Nos citoyens sont incontestablement perturbés.

Nous savons pourtant que la peur est toujours mauvaise conseillère: elle empêche toute avancée au niveau de l'intégration si essentielle pour faire face aux défis actuels que sont l'interdépendance, la globalisation, la sécurité, la solidarité et le développement durable.

Chacun reconnaît aujourd'hui que la mondialisation constitue pour l'Europe un défi qu'un ancien ministre des Affaires étrangères français n'a pas hésité de qualifier récemment de "tsunami politique".

Cette angoisse devant l'inconnu et la nouveauté qui nous interpellent exigent un sursaut. Même si notre itinéraire se dirige vers un futur dont pour d'évidentes raisons nous n'apercevons pas la fin, je partage la conviction d'un grand recteur d'une université proche de mon pays: cette conviction tient au constat "que la connaissance du passé fonde une meilleure compréhension du présent, et que celle-ci à son tour éclaire les conditions d'émergence du futur".

On dit que l'histoire est bonne à oublier, mais c'est aussi pour cela qu'elle est bonne à savoir.

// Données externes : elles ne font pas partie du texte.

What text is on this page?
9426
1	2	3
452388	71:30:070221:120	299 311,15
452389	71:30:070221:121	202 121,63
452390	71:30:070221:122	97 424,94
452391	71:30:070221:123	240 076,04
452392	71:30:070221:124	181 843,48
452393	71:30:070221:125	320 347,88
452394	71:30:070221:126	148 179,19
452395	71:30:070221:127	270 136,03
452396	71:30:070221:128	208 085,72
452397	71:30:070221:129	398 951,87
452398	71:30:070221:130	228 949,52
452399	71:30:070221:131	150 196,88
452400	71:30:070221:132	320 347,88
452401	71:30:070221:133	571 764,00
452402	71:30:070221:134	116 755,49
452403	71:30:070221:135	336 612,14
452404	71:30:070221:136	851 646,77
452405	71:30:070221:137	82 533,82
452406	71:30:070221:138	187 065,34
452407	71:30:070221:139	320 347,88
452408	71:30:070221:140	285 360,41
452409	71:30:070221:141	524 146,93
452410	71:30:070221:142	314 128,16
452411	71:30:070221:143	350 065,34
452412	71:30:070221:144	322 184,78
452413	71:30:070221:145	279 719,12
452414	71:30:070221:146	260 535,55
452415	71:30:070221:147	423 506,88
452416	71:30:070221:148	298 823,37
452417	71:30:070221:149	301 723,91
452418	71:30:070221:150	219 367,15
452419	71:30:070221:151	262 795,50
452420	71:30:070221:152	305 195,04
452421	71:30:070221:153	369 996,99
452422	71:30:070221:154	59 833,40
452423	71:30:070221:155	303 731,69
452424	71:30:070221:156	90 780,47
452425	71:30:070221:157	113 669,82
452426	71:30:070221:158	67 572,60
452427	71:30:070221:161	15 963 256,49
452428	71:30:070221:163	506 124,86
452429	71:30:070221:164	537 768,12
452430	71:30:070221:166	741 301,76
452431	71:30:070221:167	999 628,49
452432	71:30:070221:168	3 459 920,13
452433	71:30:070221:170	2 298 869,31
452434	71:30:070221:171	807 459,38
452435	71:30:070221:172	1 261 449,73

Si en définitive notre Europe apparaît comme une mosaïque de cultures et de langues, nous savons aujourd'hui, que cet apparent morcellement recèle des éléments fédérateurs, vecteurs de cohérence et d'unité.  A partir de cette perception, le défi pour nos gouvernements est de remettre le modèle légué par les pères fondateurs sur les rails.

Monsieur le Président,
Excellences, Mesdames, Messieurs,

Un observateur averti a rappelé récemment dans sa chronique que "la question d'Orient" occupait une place importante dans l'histoire européenne.

Elle témoigne à son tour de luttes inexpiables qui ont divisé les peuples du contient, et ce jusque dans les années 1990.

Les efforts de réconciliation entrepris par nous Européens ont eu comme objectif de surmonter ce passé, non à l'oublier.

Avec l'entrée imminente dans l'Union Européenne de la Bulgarie comme de la Roumanie et au lendemain de la réunification historique de 2004, les comptes du 20e siècle sont définitivement soldés.

Excellences, Mesdames, Messieurs,

C'est avec cette conviction que la Grande-Duchesse et moi-même, nous vous invitons à lever votre verre et à boire à la santé du Président de la République et de Madame Parvanova, à la prospérité de la République de Bulgarie, au bonheur de ses citoyens, à l'entente et à l'amitié entre nos deux nations dans un monde pacifique et solidaire.